So Long Leonard
Donald Trump ABD’ye Başkan seçildikten birkaç gün, Bob Dylan’a
Nobel Edebiyat Ödülü verildikten bir ay, Cizre-Şırnak-Sur yerle bir edildikten
bir mevsim ve Galatasaray’ın Avrupa’ya çıkamadığı sezondan sonra, Leonard Cohen, Marianne’ın yanına gitti. Bizim
kuşaktan da bir heybeyi yanında götürdü.
Tam da bu aralar son CD’si ‘You Want İt Darker’ ı dinliyor,
Brierre-Vassal’ın yazdığı ‘Leonard Cohen Kendi Ağzından’ kitabını okuyordum.
CD otantik, patetik ve trajik bir
vasiyetname. Sesinin her tınısında,
dizelerin her sözcüğünde ‘masadan ayrılmanın’ hüznü var. Kitap ise Cohen
hakkındaki en zengin çalışma.
Son 30 yıl içinde bir kez Paris’te bir kez de Londra’da Cohen
konseri izlemiştim. İki şarkı arasında çok konuşuyordu. Dylan, Istanbul Açık Hava konserinde hiç konuşmamıştı mesela… Cohen aslında konser şarkıcısı değil.
Cohen, tek başına, odada, kulaklıkla dinlenen şarkıcılardan. Ya da en fazla bir
sevdiğinle sakin, uzanırken…
Fransa ile, Yunanistan ile, Norveç ile ve tabi ABD ile özel
ilişkileri vardı. Sevimli üniversite
kentimiz Aix-en-Provence’da konsere beyaz atlı prens olarak çıkmışlığı
vardır. Paris’te Olympia’da
yuhalanmışlığı da… Montreal’in eksi 30’larından kaçıp Hydra adasında dört mevsim
yaz yaşamıştır. Marianne sayesinde
Norveç’e de dayı gitmiştir. Oysa ki çok fazla Kanadalı ve hakiki bir Musevi
olmasına rağmen. Zen kimliği sonradan… Küreselleşme
öncesinde global bir şarkıcı idi. Çünkü aslında o bir şairdi. Yazardı. En
Sevdiği Oyunu Muhteşem Bir Şekilde Kaybetti. Başarılı bir ‘looser’dı. Bir de
yayınlanmayan, editörün ‘çok aykırı, çok
müstehcen’ bulduğu bir romanı var.
Yakında onu da okuruz belki.
‘ABD’ye demokrasi gelecek’ dedi Trump geldi. O da Nazım gibi,
Küba’ya gitmişti. Farklı şiirlerle döndüler. ‘İkimizden biri gerçekti. O da bendim’.

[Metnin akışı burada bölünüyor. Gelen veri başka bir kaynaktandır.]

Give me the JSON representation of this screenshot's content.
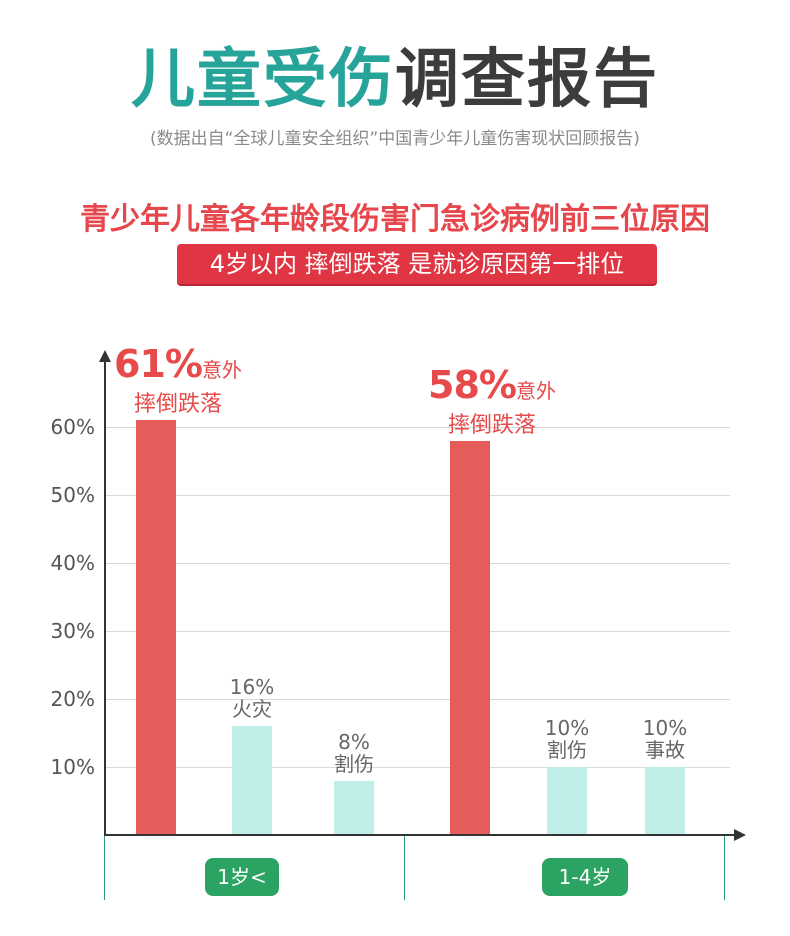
{
  "header": {
    "title_green": "儿童受伤",
    "title_dark": "调查报告",
    "source": "(数据出自“全球儿童安全组织”中国青少年儿童伤害现状回顾报告)",
    "subtitle": "青少年儿童各年龄段伤害门急诊病例前三位原因",
    "highlight": "4岁以内 摔倒跌落 是就诊原因第一排位"
  },
  "colors": {
    "title_green": "#27a49a",
    "accent_red": "#e55c5a",
    "mint": "#bfeee9",
    "category_green": "#2ba363"
  },
  "chart_data": {
    "type": "bar",
    "y_ticks": [
      "10%",
      "20%",
      "30%",
      "40%",
      "50%",
      "60%"
    ],
    "ylim": [
      0,
      70
    ],
    "groups": [
      {
        "category": "1岁<",
        "bars": [
          {
            "value": 61,
            "pct": "61%",
            "note": "意外",
            "cause": "摔倒跌落",
            "emphasis": true
          },
          {
            "value": 16,
            "pct": "16%",
            "cause": "火灾",
            "emphasis": false
          },
          {
            "value": 8,
            "pct": "8%",
            "cause": "割伤",
            "emphasis": false
          }
        ]
      },
      {
        "category": "1-4岁",
        "bars": [
          {
            "value": 58,
            "pct": "58%",
            "note": "意外",
            "cause": "摔倒跌落",
            "emphasis": true
          },
          {
            "value": 10,
            "pct": "10%",
            "cause": "割伤",
            "emphasis": false
          },
          {
            "value": 10,
            "pct": "10%",
            "cause": "事故",
            "emphasis": false
          }
        ]
      }
    ]
  }
}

Siyasi değildi, solcu hiç değildi. Ama
sempatikti, sıcaktı, kendi içine kapanıktı ve kendi içi çok genişti.
Kimi çok sever, kimi hiç dinlemez. Müziğini sıradan, sesini
tabutî bulanlar vardır. Ama adına her yıl dünyanın bir köşesinde uluslararası
sempozyum gibi toplantılar düzenlenen kaç şair, kaç şarkıcı vardır?
İlk LP’si 1968’de çıkmıştı: Songs of Leonard Cohen…Sonuncusu
2016’da.
Suzanne da, Marianne da, Jane de, Meşhur Mavi Yağmurluk da, 50-60 yaşlarındaki kadın ve erkeklerin hatıra defterinde
kayıtlıdır. Kızına Lorca adını verecek kadar Federico Garcia hayranı ve uzmanı
idi. Ve o ‘Vals’i Aldı’.
Daha çok şey yazılıp, çizilecek Leonard hakkında. Şimdilik
kısa bir saygı duruşu . Güle güle… Gitmesen daha iyi olurdu.